Non-competes in Massachusetts have been a hot topic in 2009. On October 7, 2009, the Joint Committee on Labor and Workforce Development held a public hearing on proposed non-compete legislation, entitled An Act Relative to NonCompete Agreements, sponsored by Representatives William Brownsberger (D-Belmont) and Lori Ehrlich (D-Marblehead). The experience of Caroline Huang, whose career was negatively affected by a broad restrictive covenant that kept her out of her field, encouraged Representative Brownsberger to focus on non-compete legislation. Ms. Huang’s website, Prohibit Restrictive Employment Covenants, provides many resources and updates regarding the proposed bill.

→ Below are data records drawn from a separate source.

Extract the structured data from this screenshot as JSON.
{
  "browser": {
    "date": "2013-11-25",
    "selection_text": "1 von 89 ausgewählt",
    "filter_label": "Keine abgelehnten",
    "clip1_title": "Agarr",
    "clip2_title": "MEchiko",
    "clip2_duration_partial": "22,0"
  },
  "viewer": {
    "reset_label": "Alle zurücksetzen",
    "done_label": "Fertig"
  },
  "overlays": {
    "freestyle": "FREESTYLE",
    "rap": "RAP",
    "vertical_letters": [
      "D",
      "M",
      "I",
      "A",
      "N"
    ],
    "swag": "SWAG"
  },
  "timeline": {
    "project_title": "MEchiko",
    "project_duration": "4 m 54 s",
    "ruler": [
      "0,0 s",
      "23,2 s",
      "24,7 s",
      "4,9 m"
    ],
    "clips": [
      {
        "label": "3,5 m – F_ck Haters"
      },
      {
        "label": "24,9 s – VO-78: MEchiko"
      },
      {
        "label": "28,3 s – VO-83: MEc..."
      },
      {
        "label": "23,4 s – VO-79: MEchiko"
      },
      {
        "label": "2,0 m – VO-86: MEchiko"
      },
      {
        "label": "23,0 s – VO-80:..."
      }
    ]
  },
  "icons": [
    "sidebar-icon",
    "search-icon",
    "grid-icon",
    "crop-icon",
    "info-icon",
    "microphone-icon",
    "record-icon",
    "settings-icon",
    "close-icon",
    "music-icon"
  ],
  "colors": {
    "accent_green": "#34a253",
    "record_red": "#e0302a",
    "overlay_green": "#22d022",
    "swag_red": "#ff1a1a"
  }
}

I was fortunate to be in the position to provide commentary on the drafts that led to the final proposed bill. I also testified at the public hearing with a client, who years prior found her livelihood in jeopardy when her former employer tried to enforce an overly broad non-compete agreement. Although we were successful in opposing the employer’s Motion for Preliminary Injunction, the cost in doing so sometimes prevents employees from properly asserting their rights. Employers know this and, unfortunately, often attempt to leverage the disparity in spending power. This creates a perverse outcome in which an employee is forced to abide by an otherwise unenforceable non-compete in order to avoid legal fees.
One of the highlights of the proposed legislation is a clause that entitles employees to attorneys’ fees “if the court declines to enforce a material restriction or reforms a restriction in material respect.” This will discourage employers from pursuing tenuous claims and help to preserve scarce judicial resources. Notably, the bill also limits non-competes to employees earning an annual salary of more than $75,000. Finally, the proposed legislation creates a presumption of enforceability for non-compete agreements that span up to 6 months.